Ben presto Titivillus si allarga, e pesca nella creta narrativa di ogni refuso utile, avendo cura di annotare le parole inutili (ociosa verba et valiloquia) dei fedeli in chiesa e soprattutto delle donne. E così a finire sul ‘registro’ sarebbero ad esempio (almeno fino a qualche anno fa), alcune storpiature durante le funzioni. Ricordiamo, ad un certo punto della messa, un canto che da ‘Nelle acque tue tranquille ci fai riposare…” diventava per bocca di arzille vecchiette distratte e un po’ pettegole una variante che non sarebbe sfuggita all’unghia di Titivillus, trasformandosi in: “Nelle acque delle anguille ci fai riposare…”. Questi errori, del resto, erano frequenti nel caso delle ‘messe secche’, ovvero le celebrazioni pagate per il suffragio dei defunti, ma spesso abbreviate (appezzottate, direbbe la sapienza partenopea) o recitate velocemente con conseguenti omissioni.

E se è sempre meglio il diavolo che si conosce, in realtà anche l’etimologia di Titivillus è incerta: potrebbe provenire dal latino e voler dire minuzia o inezia (minuzzaria avrebbe detto Giordano Bruno) oppure dal verbo sassone tutil che significa suonare il corno. Più spesso indica il demonio cavilloso che si carica in spalla rotoli di pergamena che i suoi accoliti collocano sulla bilancia del Giudizio, nel piatto dei peccati. San Michele, quando avesse pesato le anime di quegli scribi negligenti, li avrebbe posti tra gli iniqui.

Le immagini bizantine dovettero influenzare l’iconografia del nostro simpatico diavoletto anche in Italia. Risulta rivelatore il fatto che nel Giudizio universale romanico-bizantino di Torcello (Venezia), dove c’è un ponte che secondo la tradizione sarebbe stato costruito proprio dal diavolo in una sola notte, i demoni cercano di inclinare la bilancia dell’Arcangelo Michele gettandovi dei peccati rinchiusi all’interno di grandi sacchi.

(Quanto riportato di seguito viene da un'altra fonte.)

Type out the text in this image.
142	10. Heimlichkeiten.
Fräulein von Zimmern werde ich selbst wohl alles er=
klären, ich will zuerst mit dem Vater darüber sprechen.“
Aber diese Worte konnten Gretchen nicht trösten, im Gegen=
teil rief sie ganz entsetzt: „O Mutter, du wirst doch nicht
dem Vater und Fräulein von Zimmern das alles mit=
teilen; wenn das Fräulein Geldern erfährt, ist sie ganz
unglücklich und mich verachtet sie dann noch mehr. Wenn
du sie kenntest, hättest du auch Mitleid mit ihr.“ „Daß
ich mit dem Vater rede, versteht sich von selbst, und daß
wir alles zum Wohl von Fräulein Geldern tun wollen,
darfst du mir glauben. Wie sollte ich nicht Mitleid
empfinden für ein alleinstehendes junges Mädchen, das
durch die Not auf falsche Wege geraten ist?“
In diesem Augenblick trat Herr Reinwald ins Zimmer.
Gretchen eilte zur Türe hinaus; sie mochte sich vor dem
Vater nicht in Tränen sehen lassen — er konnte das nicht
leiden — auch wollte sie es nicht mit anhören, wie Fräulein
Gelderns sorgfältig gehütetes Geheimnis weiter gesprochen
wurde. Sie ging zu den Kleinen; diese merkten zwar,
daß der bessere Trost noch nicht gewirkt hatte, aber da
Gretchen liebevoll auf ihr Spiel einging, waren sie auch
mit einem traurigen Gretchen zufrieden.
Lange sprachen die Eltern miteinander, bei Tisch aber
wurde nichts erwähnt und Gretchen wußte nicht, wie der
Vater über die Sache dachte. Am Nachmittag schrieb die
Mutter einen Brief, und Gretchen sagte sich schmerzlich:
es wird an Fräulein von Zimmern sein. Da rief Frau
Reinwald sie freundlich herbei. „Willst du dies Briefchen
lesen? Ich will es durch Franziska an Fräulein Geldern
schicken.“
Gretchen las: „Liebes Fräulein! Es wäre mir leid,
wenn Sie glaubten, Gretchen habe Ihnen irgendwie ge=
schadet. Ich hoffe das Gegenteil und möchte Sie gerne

Altre volte, grazie all’aiuto di collaboratori, distrae i monaci oratori o confonde gli scrivani e i copisti o addirittura ruba l’attrezzatura necessaria alla scrittura o fa cadere l’inchiostro. Da qui a diventare “il patrono degli stampatori” il passo è relativamente breve. Resta, questo diavoletto notarile, nella storia delle lettere e dell’arte. Raffigurato come demone che scrive i peccati, come nel capitello della porta del Paradiso, nella chiesa abbaziale di Santa Maria Laach (Renania, 1215 circa). Quella pergamena di mancanze, che il cornuto angelo ribelle cerca di allargare stirandola con la lingua, darà luogo in seguito alla scena comica del diavolo che sbatte la testa per terra o inchioda le corna contro una parete, per aver provocato la rottura della pergamena avendola troppo tirata, come si racconterà nell’exemplum di Jacques de Vitry.

Il demone dei refusi avrà lunga vita, se anche Sant’Agostino, raffigurato mentre scrive le sue opere, vedrà una piccola testa di demone o di drago che morde il suo leggio. Chissà se dopo la lettura di questo delizioso libretto, memori di un beffardo compilatore di colpe che sta ad osservarci, staremo più attenti a scrivere (e forse a pregare), prima di stanare e rincorrere il demone grammatico-scrittore, dandogli anche la colpa dei nostri errori.